ATF6 is a stress sensor located in the ER. The expression level of ATF6 was highly expressed in the activation of CAFs, and was regulated by Nrf2-p62 [13]. In addition, the increase in ATF6 expression was related to the increase of apoptosis, ER, and mitochondrial diseases in pancreatic tissues of patients with acute pancreatitis and PRSS1 mice [30]. In this study, ASP treatment reduced the expression of ATF6 in CAFs. Subsequently, we discovered that over-expression of ATF6 could alleviate the inhibitory effect of ASP on the contraction and migration ability of CAFs. Previous studies have pointed out that ASP can up-regulate the expression of ATF6 in acute myeloid leukemia cells U937 and HL-60, activate ER stress, and induce apoptosis [21]. This is contrary to our results, which may be related to the difference in disease types and cell lines. Furthermore, ATF6 is the key signal of ER stress. ATF6 can activate ER stress and unfolded protein reaction, and induce apoptosis by regulating the expression of pro-apoptotic molecules [31]. We suspect that the inhibitory effect of ASP on pancreatic CAFs may be related to ER stress, but further investigation is needed in subsequent research.

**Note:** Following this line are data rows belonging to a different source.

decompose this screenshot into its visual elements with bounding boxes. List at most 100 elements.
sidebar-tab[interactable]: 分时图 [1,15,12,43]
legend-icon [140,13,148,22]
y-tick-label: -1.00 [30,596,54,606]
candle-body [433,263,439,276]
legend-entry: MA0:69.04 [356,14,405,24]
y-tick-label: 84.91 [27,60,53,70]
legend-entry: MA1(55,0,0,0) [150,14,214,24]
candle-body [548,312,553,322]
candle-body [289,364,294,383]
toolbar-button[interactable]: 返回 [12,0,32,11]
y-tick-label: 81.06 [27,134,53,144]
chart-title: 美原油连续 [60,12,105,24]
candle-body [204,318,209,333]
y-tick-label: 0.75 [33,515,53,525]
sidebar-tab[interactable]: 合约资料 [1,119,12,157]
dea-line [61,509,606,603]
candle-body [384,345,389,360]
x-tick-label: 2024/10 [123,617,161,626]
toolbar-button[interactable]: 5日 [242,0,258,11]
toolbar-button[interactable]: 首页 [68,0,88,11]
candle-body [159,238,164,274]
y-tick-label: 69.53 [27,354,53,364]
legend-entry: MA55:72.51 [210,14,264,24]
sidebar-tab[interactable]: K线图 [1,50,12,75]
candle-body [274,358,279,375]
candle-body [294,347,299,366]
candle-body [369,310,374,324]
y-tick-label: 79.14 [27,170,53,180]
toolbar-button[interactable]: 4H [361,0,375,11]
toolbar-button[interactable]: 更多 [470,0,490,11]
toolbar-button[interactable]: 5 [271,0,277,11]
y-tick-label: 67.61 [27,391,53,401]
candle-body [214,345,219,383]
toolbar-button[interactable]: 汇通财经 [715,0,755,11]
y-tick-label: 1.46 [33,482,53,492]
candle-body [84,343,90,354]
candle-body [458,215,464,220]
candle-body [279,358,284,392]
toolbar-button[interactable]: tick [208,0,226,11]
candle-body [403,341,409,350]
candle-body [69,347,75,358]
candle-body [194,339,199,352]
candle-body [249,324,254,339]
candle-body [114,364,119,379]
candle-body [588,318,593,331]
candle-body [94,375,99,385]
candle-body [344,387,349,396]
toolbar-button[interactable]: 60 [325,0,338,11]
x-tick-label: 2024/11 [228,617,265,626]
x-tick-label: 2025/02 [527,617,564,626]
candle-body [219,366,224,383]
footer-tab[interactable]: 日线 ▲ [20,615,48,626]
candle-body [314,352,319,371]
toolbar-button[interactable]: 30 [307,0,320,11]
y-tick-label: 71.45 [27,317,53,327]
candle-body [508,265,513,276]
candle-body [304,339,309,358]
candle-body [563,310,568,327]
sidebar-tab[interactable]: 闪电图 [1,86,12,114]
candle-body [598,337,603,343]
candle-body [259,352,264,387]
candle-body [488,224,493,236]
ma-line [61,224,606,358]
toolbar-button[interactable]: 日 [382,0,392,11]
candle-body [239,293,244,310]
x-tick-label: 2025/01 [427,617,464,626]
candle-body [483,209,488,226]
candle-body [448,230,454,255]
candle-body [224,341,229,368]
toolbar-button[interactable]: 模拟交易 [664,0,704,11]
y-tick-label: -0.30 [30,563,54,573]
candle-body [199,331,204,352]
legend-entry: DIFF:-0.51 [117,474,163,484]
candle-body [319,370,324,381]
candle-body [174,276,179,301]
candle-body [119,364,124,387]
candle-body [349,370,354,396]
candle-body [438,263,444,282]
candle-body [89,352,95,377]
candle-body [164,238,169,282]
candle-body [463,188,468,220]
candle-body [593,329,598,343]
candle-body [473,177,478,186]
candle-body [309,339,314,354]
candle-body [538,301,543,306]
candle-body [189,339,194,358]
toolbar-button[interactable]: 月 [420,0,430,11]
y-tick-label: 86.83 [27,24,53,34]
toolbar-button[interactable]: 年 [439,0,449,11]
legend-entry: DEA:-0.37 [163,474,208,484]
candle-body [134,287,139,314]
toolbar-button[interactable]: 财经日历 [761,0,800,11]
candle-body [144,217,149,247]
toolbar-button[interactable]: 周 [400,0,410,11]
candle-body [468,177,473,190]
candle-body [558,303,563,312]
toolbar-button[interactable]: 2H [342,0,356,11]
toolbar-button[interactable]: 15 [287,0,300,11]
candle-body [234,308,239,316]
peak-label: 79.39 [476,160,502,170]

There are still some limitations in this study. Firstly, related animal experiments were not conducted to verify the effectiveness of ASP in pancreatic cancer. Secondly, the downstream mechanism of ATF6 regulating the activation of CAFs was not further explored. Therefore, it is necessary to verify the anti-tumor effect and molecular mechanism of ASP through animal experiments in the future.

5 Conclusion

To sum up, ASP inhibits the activation of pancreatic CAFs by down-regulating the expression of ATF6, and reduces the contraction and migration ability of CAFs in a concentration-dependent manner. Our research shows that ASP has a certain application prospect in the treatment of pancreatic cancer.